Die Bibel offenbart mehrfach einen Widerspruch zwischen Glauben und Schauen. Das äußert sich zum Beispiel, als der auferstandene Herr Jesus seinen Jüngern erscheint.

Thomas macht ein vorbildliches Bekenntnis:

„Und Thomas antwortete und sprach zu ihm: Mein Herr und mein Gott!” (Joh 20,28)

Der zunächst zweifelnde Thomas hatte begriffen, dass der Auferstandene wirklich der Sohn Gottes ist. Er musste es aber erst selber „ertasten”, also „sinnlich spüren”. Von daher schränkt der auferstandene Herr den Wert dieses wahren Bekenntnisses gewissermaßen ein:

„Jesus spricht zu ihm: Thomas, du glaubst, weil du mich gesehen hast; glückselig sind, die nicht sehen und doch glauben!” (Joh 20,29)

Der Glaube hat echten und länger anhaltenden Bestand, wenn er unabhängig ist von den menschlich-irdischen Sinnen.

Schließlich stellt der Apostel Johannes das Ziel mit seinem Evangelium heraus:

„Noch viele andere Zeichen tat Jesus nun vor seinen Jüngern, die in diesem Buch nicht geschrieben sind. Diese aber sind geschrieben, damit ihr glaubt, dass Jesus der Christus, der Sohn Gottes ist, und damit ihr durch den Glauben Leben habt in seinem Namen.” (Joh 20,30-31)

Hier wird deutlich, dass die Leser des Evangeliums zum Glauben kommen sollen. Dieser Glaube gründet sich jedoch nicht auf ein Nachspüren dessen, was zum Beispiel Thomas erleben konnte, sondern auf das, was geschrieben ist. Biblischer Glaube entsteht nicht aufgrund eines sinnlichen Erlebnisses, sondern aufgrund des Verstehens des Wortes. Demnach kann der Glaubende sich nicht auf ein Gefühl berufen, sondern auf das, was er verstehen konnte. Das durch die Heilige Schrift Offenbarte soll verstanden und nicht gefühlt werden. Das Geschriebene wird gelesen und spricht zuerst den Verstand an. Dort bleibt es natürlich nicht allein, sondern soll auch von ganzem Herzen geglaubt und gelebt werden. Andernfalls bliebe es bei einem bloßen Fürwahrhalten von dem, was geschrieben ist. Es ist also eine geschriebene Botschaft, durch die Glauben entsteht. Der Apostel Petrus verdeutlicht, dass echter Glaube unabhängig ist vom Sehen, also vom sinnlichen Betrachten:

„Ihn liebt ihr, obgleich ihr ihn nicht gesehen habt; an ihn glaubt ihr, obgleich ihr ihn jetzt nicht seht.” (1Petr 1,8a)

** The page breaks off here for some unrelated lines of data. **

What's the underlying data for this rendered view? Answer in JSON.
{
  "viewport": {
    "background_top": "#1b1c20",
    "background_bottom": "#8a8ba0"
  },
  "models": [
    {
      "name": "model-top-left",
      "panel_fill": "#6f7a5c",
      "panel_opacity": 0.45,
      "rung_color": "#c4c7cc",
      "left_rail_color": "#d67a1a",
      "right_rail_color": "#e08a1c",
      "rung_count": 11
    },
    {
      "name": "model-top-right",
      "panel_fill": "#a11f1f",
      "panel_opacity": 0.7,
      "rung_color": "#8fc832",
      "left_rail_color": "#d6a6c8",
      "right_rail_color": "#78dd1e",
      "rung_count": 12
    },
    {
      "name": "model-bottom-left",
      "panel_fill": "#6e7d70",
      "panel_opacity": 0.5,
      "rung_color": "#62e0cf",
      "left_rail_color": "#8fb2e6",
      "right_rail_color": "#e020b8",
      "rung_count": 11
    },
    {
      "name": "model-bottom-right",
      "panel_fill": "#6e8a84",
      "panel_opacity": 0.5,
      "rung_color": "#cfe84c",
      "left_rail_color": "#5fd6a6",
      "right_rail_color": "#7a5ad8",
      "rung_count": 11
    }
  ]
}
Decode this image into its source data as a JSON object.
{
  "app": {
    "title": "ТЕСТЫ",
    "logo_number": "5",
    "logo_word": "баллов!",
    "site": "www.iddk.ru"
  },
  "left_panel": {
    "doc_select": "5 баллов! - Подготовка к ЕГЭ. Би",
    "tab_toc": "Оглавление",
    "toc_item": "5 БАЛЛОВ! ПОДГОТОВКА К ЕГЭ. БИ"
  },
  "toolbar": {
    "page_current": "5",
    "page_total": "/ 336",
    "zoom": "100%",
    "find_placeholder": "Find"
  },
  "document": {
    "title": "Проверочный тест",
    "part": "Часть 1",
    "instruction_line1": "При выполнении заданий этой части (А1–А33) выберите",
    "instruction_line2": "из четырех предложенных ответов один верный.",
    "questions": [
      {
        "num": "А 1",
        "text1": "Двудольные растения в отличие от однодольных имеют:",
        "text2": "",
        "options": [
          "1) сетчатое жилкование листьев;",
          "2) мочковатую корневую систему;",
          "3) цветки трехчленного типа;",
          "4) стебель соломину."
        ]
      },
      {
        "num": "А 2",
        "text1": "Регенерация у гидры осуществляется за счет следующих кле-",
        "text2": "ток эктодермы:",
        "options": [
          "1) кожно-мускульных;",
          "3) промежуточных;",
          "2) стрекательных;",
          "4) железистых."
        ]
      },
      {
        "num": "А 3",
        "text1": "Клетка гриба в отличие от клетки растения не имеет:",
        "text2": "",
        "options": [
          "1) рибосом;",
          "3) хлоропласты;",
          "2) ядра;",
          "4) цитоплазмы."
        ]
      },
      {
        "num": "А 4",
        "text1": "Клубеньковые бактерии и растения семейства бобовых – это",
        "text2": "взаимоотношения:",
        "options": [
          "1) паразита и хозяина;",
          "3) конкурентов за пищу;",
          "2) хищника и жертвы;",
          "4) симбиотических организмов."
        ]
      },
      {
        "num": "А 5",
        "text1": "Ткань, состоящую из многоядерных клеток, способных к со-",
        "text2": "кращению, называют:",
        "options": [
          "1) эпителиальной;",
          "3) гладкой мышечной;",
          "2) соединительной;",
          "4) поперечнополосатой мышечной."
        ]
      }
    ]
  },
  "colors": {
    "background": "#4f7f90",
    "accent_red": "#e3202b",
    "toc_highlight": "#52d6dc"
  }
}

Die Leser des Petrusbriefes sind bei Jesu irdischem Wirken nicht dabei gewesen und haben seine Taten auch nicht erlebt. Von seinen Wunderwirkungen und persönlichen Begegnungen konnten sie ausschließlich hören bzw. lesen. Auch der Apostel Paulus erklärt, was biblischer Glaube ist und stellt dem das Sinnliche entgegen:

„Denn wir wandeln im Glauben und nicht im Schauen.” (2Kor 5,7)

Der Glaubende lebt also nicht unmittelbar mit seinem Gott, sondern mittelbar. Das Wort Gottes ist das Mittel, um glauben zu können. Gottes Heilshandeln ist niedergeschrieben, „damit ihr glaubt”, wie der Apostel Johannes seinen Lesern schreibt. Christen sind in ihrem irdischen Leben noch nicht am Ziel, dass sie Gottes Gegenwart und Herrlichkeit bereits sehen, schauen und unmittelbar erleben. Sie leben im Glauben an Wirklichkeiten, „die man nicht sieht” gemäß Hebr 11,1. Und sie leben in der Hoffnung auf das Ziel, das sie ebenfalls noch nicht sehen.

Was man als Christ an Geistlichem jetzt schon sieht oder zu sehen meint, kann zum geistlichen Problem werden, wenn es an die Stelle von Gott gesetzt wird oder wenn es Gottes Wort widerspricht.

Der Apostel Johannes stellt einen Gegensatz heraus zwischen dem Willen Gottes oder auch Reich Gottes und der gefallenen Welt, zwischen Geistlichem und Sichtbarem. Es hat schließlich Konsequenzen, wenn man sich von dem einen oder anderen leiten und bestimmen lässt:

„Denn alles, was in der Welt ist, die Fleischeslust, die Augenlust und der Hochmut des Lebens, ist nicht von dem Vater, sondern von der Welt.” (1Joh 2,16)

Bei der Betonung bzw. Überbetonung des Sinnlichen ist Vorsicht geboten. Es hat keinen Bestand und ist vergänglich. Gottes Wort ist dagegen unvergänglich. Sich an dem Geistlichen, dem Unsichtbaren zu halten, was von Gott kommt, hat Ewigkeitswert:

„Und die Welt vergeht und ihre Lust; wer aber den Willen Gottes tut, der bleibt in Ewigkeit.” (1Joh 2,17)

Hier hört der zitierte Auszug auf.